Flickr / Cleam
Flickr / Cleam

The money of art

Recent intern at Christies, Enah Baylow, talks to Mark Barac about careers in the arts industry and the business of art.

BM: When did you decide that you wanted to work in arts sector?
EB: My passion for the arts was a rebellious passion: if it was up to my parents I would probably be doing economics or computer science. Art is something that has always been a passion of mine since a young age: art is the perfect place to hone your existing skills and develop new ones as well as express yourself. And as I get older I realise and my parents have realised that there is a business to art too.

BM: And where does business fit exactly in the art business?
EB: The careers related to art are endless. One can work as an art connoisseur, an art broker, a painter etc. My work experience at Christies exhibited that art businesses really do rely on a fusion of arts and business.

BM: Would you say today’s arts world is very much business focused or would you say it still retains its artistic origins and is untainted by money?
EB: I believe that in third world countries and underdeveloped regions in the world art retains its non-monetary motivated origins. The purpose of art in the developing world transcends the individual and does not fulfil a specific external purpose. In the developing world art is just something a human does through nature and is beyond utility. However, in the West and in China art is a lot more business focused: take artists such as Jeff Koons, Damien Hirst and Ai Weiwei for example. For them the concept of money outweighs the artistic motive.

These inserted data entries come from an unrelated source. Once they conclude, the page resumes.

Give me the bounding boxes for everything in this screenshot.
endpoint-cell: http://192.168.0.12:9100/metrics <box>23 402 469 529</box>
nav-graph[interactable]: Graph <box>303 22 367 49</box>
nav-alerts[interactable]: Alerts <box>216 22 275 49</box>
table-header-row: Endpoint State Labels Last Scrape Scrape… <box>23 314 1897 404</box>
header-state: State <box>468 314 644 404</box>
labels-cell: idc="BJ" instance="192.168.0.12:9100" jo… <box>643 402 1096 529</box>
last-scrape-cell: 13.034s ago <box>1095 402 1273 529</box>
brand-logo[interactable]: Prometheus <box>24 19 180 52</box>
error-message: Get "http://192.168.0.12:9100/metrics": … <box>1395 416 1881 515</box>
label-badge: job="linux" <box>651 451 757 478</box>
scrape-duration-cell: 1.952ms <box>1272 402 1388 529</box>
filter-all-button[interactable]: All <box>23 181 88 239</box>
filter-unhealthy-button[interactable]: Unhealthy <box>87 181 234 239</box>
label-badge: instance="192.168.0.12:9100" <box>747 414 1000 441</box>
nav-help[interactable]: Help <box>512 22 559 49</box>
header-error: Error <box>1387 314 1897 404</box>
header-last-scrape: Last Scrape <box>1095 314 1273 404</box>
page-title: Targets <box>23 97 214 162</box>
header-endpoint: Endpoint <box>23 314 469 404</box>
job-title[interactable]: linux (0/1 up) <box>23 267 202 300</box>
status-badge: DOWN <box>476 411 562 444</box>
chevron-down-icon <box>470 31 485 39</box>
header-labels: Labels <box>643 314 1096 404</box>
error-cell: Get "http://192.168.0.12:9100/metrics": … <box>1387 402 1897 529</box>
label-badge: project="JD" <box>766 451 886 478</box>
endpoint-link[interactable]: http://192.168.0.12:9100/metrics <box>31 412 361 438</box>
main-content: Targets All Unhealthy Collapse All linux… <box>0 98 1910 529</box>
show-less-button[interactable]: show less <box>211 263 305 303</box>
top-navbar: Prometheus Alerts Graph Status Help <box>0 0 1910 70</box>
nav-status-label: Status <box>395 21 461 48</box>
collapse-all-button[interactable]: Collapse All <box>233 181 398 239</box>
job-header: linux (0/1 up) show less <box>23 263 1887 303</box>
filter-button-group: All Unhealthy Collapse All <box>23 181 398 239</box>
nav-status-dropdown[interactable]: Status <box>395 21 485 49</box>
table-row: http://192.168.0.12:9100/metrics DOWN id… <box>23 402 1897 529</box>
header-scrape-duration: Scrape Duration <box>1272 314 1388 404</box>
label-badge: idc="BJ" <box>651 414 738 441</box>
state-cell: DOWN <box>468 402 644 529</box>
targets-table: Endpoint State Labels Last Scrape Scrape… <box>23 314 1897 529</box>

BM: And going on from that question, would you say your personal motives for getting in art were money orientated?
EB: Obviously when thinking of a career your financial welfare is very important. Money is an enabler and strong finances enable you to pursue interests of your own. But I am not in art for the money: I love art as it is all about working with people, for example most the photos I take are with friends or acquaintances. Freedom of creativity for me always comes above finances: that said if I create a good piece of art I don’t mind getting a good fee for it!

BM: Has your volunteering or retail work helped you with your applications?
EB: The volunteering work on my CV has helped me a lot more than my retail work: I have volunteered in places like the Birmingham Museums and Art Gallery, The Herbert Gallery in Coventry and the Mead Gallery right here on campus. Warwick University is great as it is close to so many good galleries; experience is not too hard to obtain. Volunteering is good as it shows you are in the arts for the experience rather than the money. During my volunteering I developed a lot as a person, I developed the tenacity for success as well as a drive to succeed. I still volunteer to this day after doing numerous internships: you can never volunteer too much.

BM: What would you say is the best work experience you have had?
EB: The best experience I have had has to be at Christie’s in London: it is a billion dollar company and the opportunities within the business are endless. The company also has a very international focus and they gave me the opportunity to network and liaise with Christie’s branches round the world. During my time there I helped curate an auction exhibition for the September the sales season. The sales season there is crazy: when I worked there on the opening day of their South Kensington branch the total amount of sales came up to £2,576,312.

BM: How did you actually go about acquiring your experience at Christie’s?
EB: I filled out an online application around February: I had plans for summer but I put them on hold for Christie’s. My interview was around May: what really helped with my application was my previous gallery experience. It was not just the fact I worked at the gallery that helped me; what really helped me was the contacts I acquired whilst working at the gallery.

BM: How has your work experience developed you as a person?
EB: Work experience developed my aspirations a lot: it made me realise I want to be either an art broker or connoisseur.

BM: What was the biggest hurdle to overcome in pursuing your artistic dreams?
EB: My parents initially found it hard to accept my career path: however I have to thank them as once they realised that art was my beckoning they really supported me a lot. Their support for me grows every day and I am forever grateful for it.

BM: And now that you know art is calling, what are your plans for the future?
EB: My first plan is to get a good grade out of university. Doing well at university is a must for me, as I am hopefully doing a masters in Fine Art. After that I want to move to a arts centre in New York or Berlin and pursue a career as an art broker with a firm. In terms of what firm I want to work for I am very open minded, as long as I suit the culture of the firm and the culture of the firm appeals to me.

BM: And finally, what one piece of advice would you give to other young connoisseurs of art starting out?
EB: Get out the house, experience life and art for real. It is imperative to connoisseurship to see art in real life as it cannot be fully appreciated through a computer screen. Volunteer in a lot of museums and galleries too. Immerse yourselves in art!